I shut my eyes against the thought and the pain, praying it would go away long enough I could fall back asleep. Every so often I’d feel Noa try to shift in his sleep, try to roll on top of me. Each time he stopped himself just shy of me mustering enough strength to kick him. I didn’t know if I would be able to survive a month of sleeping in the same bed with someone who clearly wasn’t used to sleeping in the same bed with someone else. We almost never touched in his bed back in his estate, big enough to accommodate what I assumed was his habit of sleeping on his stomach and pushing all his pillows away.

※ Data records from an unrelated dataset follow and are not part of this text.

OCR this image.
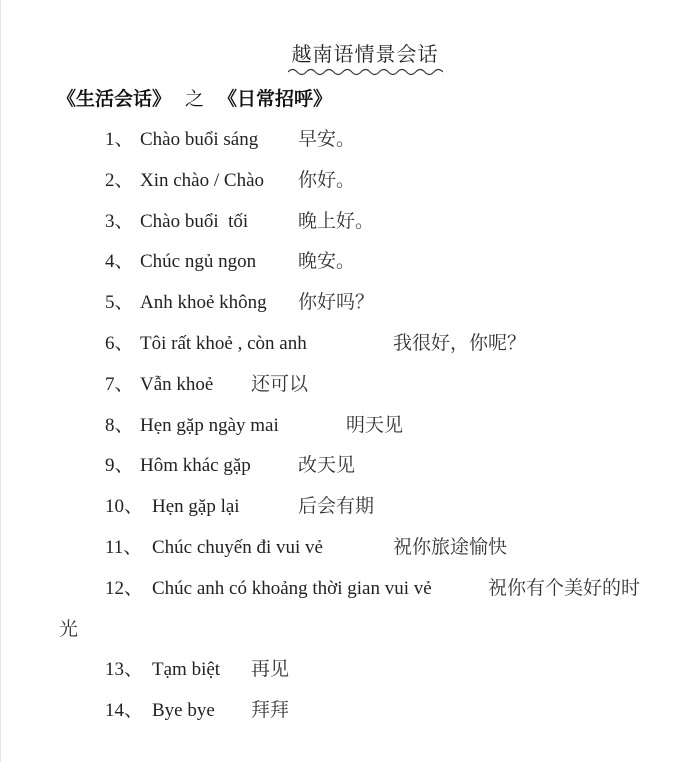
越南语情景会话
《生活会话》 之 《日常招呼》
1、 Chào buổi sáng 早安。
2、 Xin chào / Chào 你好。
3、 Chào buổi  tối	晚上好。
4、 Chúc ngủ ngon 晚安。
5、 Anh khoẻ không 你好吗？
6、 Tôi rất khoẻ , còn anh	我很好，你呢？
7、 Vẫn khoẻ 还可以
8、 Hẹn gặp ngày mai	明天见
9、 Hôm khác gặp 改天见
10、 Hẹn gặp lại	后会有期
11、 Chúc chuyến đi vui vẻ	祝你旅途愉快
12、 Chúc anh có khoảng thời gian vui vẻ	祝你有个美好的时
光
13、 Tạm biệt 再见
14、 Bye bye 拜拜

He had managed to find his way to his stomach by morning, anyway. His pillow thrown to the floor, head buried half into his arm and half into the mattress. I felt irritation at how peaceful he looked asleep when I barely got any. I pulled on his wolf ear with minimal force, and it twitched between my fingers. He let out a small groan, head digging deeper into the mattress. I would’ve ripped his ear from his head if a knock hadn’t sounded at the door calling for Noa to wake up. His eyes fluttered open just long enough to ask for breakfast. He pushed himself up at the door opening and closing.
Noa turned to look at me, almost like he forgot I was there. “Do you feel any better?” He rubbed his eyes then opened the curtain.
“Not really,” I said. I had adjusted a bit more to the cramps now that I knew what they were. They were still painful, but it wasn’t coupled with a worry that I was dying. It was the lack of sleep adding to the discomfort if anything. Every moment I thought I could fall asleep, it was shoot through my stomach and back, causing me to open my eyes. I don’t remember if I really got any sleep before I had been woken up initially. It helped a little bit my brain was split between the pain in my stomach, and the sting of the air against the bite mark on my shoulder.
His ears perked up. “I’ll bring your breakfast over,” he said. “And I’ll look for something to alleviate the pain.” He stifled a yawn and stretched, then got out of bed.